Health-conscious but activity challenged? How about the beach? Jamaica has some very nice spots. Eighteen hours hanging out at some of those would seem a good thing to try. True, the sun may be intense and so may be the heat, and though there’s shade in many places, the heat has no ‘off’ button. Plenty of people seem to make a living catering for these problems, though, and someone to lather your body with oils, whether natural and no-name but produced by Ras Rubbup in the hills or a brand that has so much printed on the label that you could use that as reading while relaxing.

So, 18 hours of body bronzing with or without some oily TLC pampering.
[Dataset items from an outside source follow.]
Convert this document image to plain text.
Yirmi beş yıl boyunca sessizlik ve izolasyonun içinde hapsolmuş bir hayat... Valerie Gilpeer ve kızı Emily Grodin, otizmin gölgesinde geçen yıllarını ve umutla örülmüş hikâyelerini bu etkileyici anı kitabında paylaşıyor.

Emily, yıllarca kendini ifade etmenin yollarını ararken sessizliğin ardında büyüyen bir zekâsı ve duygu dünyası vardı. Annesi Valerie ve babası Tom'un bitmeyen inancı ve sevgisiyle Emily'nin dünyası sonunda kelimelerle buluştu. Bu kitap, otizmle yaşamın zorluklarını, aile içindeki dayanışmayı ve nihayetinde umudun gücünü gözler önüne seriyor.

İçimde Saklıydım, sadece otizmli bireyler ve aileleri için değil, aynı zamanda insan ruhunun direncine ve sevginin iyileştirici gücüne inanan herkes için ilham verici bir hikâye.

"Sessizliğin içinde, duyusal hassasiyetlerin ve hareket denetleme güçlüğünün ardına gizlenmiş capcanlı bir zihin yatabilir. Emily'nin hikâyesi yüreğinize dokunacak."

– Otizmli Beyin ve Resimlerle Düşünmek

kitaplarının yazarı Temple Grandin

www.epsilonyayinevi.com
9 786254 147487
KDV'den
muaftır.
That’s the stuff to make your friends on Facebook send a stream of comments and emoticons indicating that they love you, but… BFF no more, maybe?

But, you must get hungry during that time. Well, body bronzing places and good eating places are not necessarily close together, though they need not be too far. The food things won’t be hard to work out, but you may have to think ahead.

If you are a fishist, then Little Ochi or Border are not just a spin around the block if headed off to Portland or Negril or just some little sweet spot on the north coast. But, slickened with herbal oils, you may be able to slide easier and get there for a good fish feed.

If you are a porkist or just meatist, then finding your poison will be easier, unless our mind is set on jerk at its finest and you had to get to Boston. But, let’s just say that you are adventuresome.

Roadside food is never too far away. Oh, the soup doesn’t have a fancy name? Problem, in the land of “No problem”. Look, janga and mannish are about as fancy as it’s going to get, so just roll with it being called ‘chicken’ or ‘corn’ or ‘cow cod’. We don’t do bouillabaisse. We don’t do broth, unless you’re sick. We do tea, made with fish, but you don’t drink it with your pinky pointing northeast; you put it to your head and slurp slowly, if not quietly. Watch for bones. Watch out, too, for ‘the food’: a dumpling or piece of yam falling onto your face from a short distance is still a shocking experience, though not as traumatic as when the food falls to the ground. Then, the true power of latent learning comes as you utter words heard from the mouth of the gardener but not understood, till now. “Wha wrang widisya piece a yam, man!” (Notice, the Jamaican question is rhetorical and declarative.) Like the soup, you may have to season your contempt for the inconsiderate morsel with a “to r*%^” (speak to a Jamaican for clarification, here :-)).

So, you’re bronzed, oiled, and your belly full. Did we get drinks, at all? Cha! How we could forget? Notice, how a day out in Jamaica has somehow changed the way you think and form speech. Me better grab one a disya jelly cokenut di man ha pon di kyart. Like Elisa Doolittle, there’s a “By Jove, she’s got it!” moment coming. If life were a musical, then all the street vendors, and people working in nearby fields would suddenly appear and throw on straw hats carefully hidden under their stalls, wave machetes and hoes, and break into some spirited singing and dancing, flinging themselves and their wares all over the place is well choreographed moves. “Mi sehhh, day oh!”

What a way to end the day. Time to roll into bed and take a few winks before another workaday week presses the weary soul.

My wife and her colleagues were planning their annual picnic and produced a list of places on which staff could vote; she did not have a veto. They opted for somewhere on the north coast, based around some all-incisive hotel. We’d wanted to go to Chukka Cove, which sounded like a lot of fun. Maybe, we had the wrong idea of what would be fun to do. Not everyone is into zip lining or snorkeling or anything that doesn’t involve an iPad or Kindle. But, that’s what makes life interesting.
I’m intrigued that the choices did not include any spots off-island. There’s so much more to do abroad, I hear. Maybe, cost was an issue, and then there are those annoying visa restrictions to get into other countries. Cha!

Better get myself ready to be bored out of my mind for a couple of days. But, wait. My cousin’s suggested I play golf at Runaway Bay on Satday. Saved!